# Math Help - the slope of the tangent to the curve (y^3)x+(y^2)x^6=6 at 2,1

1. ## the slope of the tangent to the curve (y^3)x+(y^2)x^6=6 at 2,1

Using implicit differentiation, I get a ridiculous slope when I plug in the 2 and 1, m=-193/134.
I get -y^3-6x^5y^2 all divided by 3y^2x+2yx^6.

Can someone point out where my mistake is? I did use the product rule for xy...so not sure where I messed up.

2. Originally Posted by bcahmel
Using implicit differentiation, I get a ridiculous slope when I plug in the 2 and 1, m=-193/134.
I get -y^3-6x^5y^2 all divided by 3y^2x+2yx^6.

Can someone point out where my mistake is?
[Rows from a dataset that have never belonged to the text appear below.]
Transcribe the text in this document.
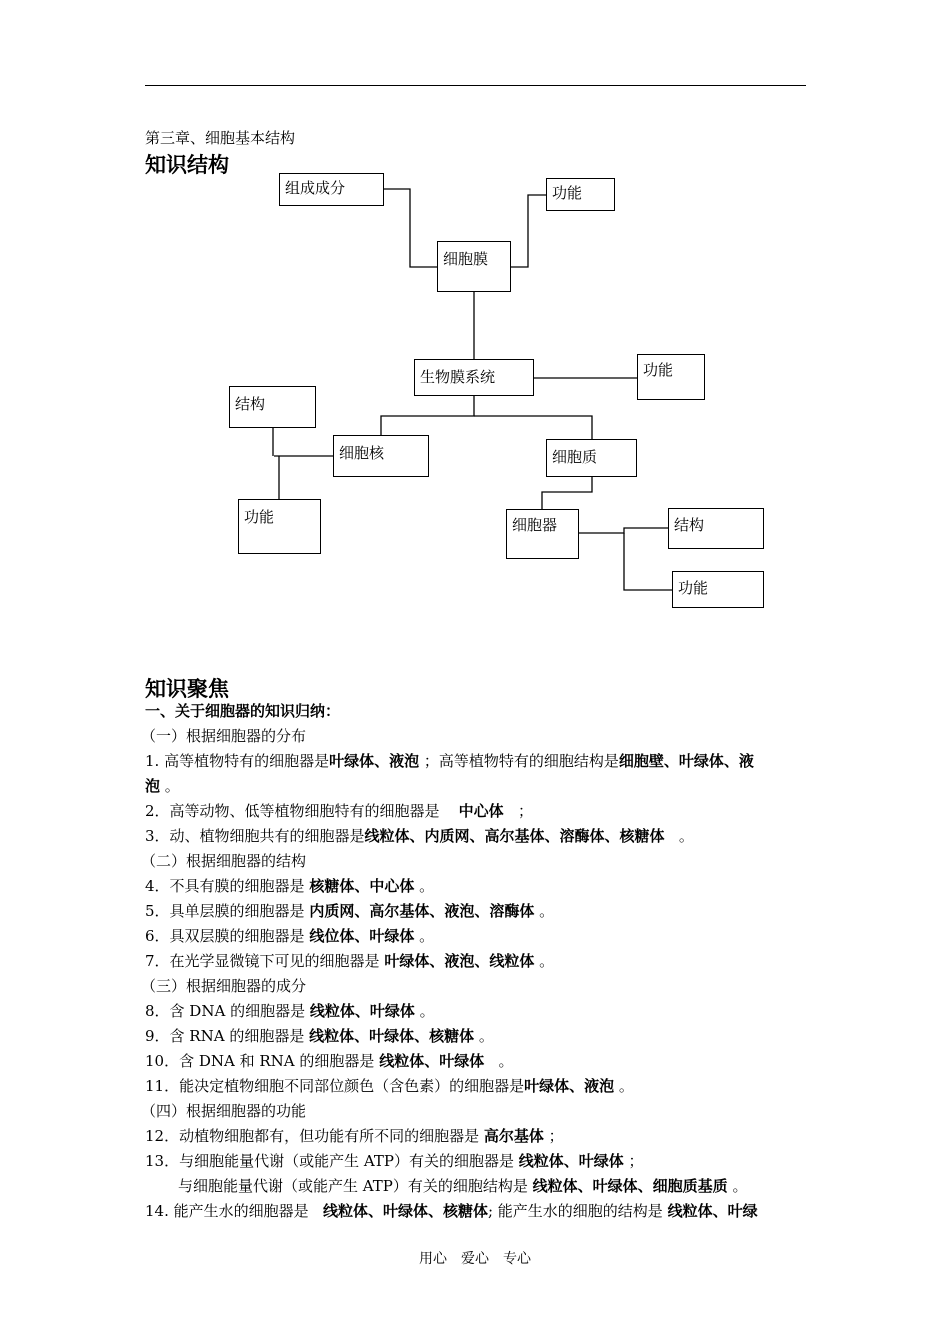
第三章、细胞基本结构
知识结构
组成成分	功能
细胞膜
生物膜系统	功能
结构
细胞核	细胞质
功能	细胞器	结构
功能
知识聚焦
一、关于细胞器的知识归纳：
（一）根据细胞器的分布
1. 高等植物特有的细胞器是叶绿体、液泡 ；高等植物特有的细胞结构是细胞壁、叶绿体、液
泡 。
2．高等动物、低等植物细胞特有的细胞器是 中心体 ；
3．动、植物细胞共有的细胞器是线粒体、内质网、高尔基体、溶酶体、核糖体 。
（二）根据细胞器的结构
4．不具有膜的细胞器是 核糖体、中心体 。
5．具单层膜的细胞器是 内质网、高尔基体、液泡、溶酶体 。
6．具双层膜的细胞器是 线位体、叶绿体 。
7．在光学显微镜下可见的细胞器是 叶绿体、液泡、线粒体 。
（三）根据细胞器的成分
8．含 DNA 的细胞器是 线粒体、叶绿体 。
9．含 RNA 的细胞器是 线粒体、叶绿体、核糖体 。
10．含 DNA 和 RNA 的细胞器是 线粒体、叶绿体 。
11．能决定植物细胞不同部位颜色（含色素）的细胞器是叶绿体、液泡 。
（四）根据细胞器的功能
12．动植物细胞都有，但功能有所不同的细胞器是 高尔基体 ；
13．与细胞能量代谢（或能产生 ATP）有关的细胞器是 线粒体、叶绿体 ；
与细胞能量代谢（或能产生 ATP）有关的细胞结构是 线粒体、叶绿体、细胞质基质 。
14. 能产生水的细胞器是 线粒体、叶绿体、核糖体; 能产生水的细胞的结构是 线粒体、叶绿
用心　爱心　专心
I did use the product rule for xy...so not sure where I messed up.
The first obvious problem is that the point (2,1) does not lie on the curve (y^3)x + (y^2)x^6 = 6.

3. oh. so I take the derivative of the function to get the slope.Then y-2=derivative(x-1) for the line.

4. Originally Posted by bcahmel
oh. so I take the derivative of the function to get the slope.Then y-2=derivative(x-1) for the line.
The question asked for the slope of the tangent to the curve (y^3)x+(y^2)x^6=6 at (2,1). But if the point (2,1) does not lie on the curve then the question does not make any sense.

I suspect that there is a mistake in the question, and that it ought to ask for the slope of the tangent to the curve (y^3)x+(y^2)x^2=6 at (2,1). If x^6 is replaced by x^2 in that way, then the point does lie on the curve. You can now use implicit differentiation as in the original post, and this time it should lead to a more reasonable answer.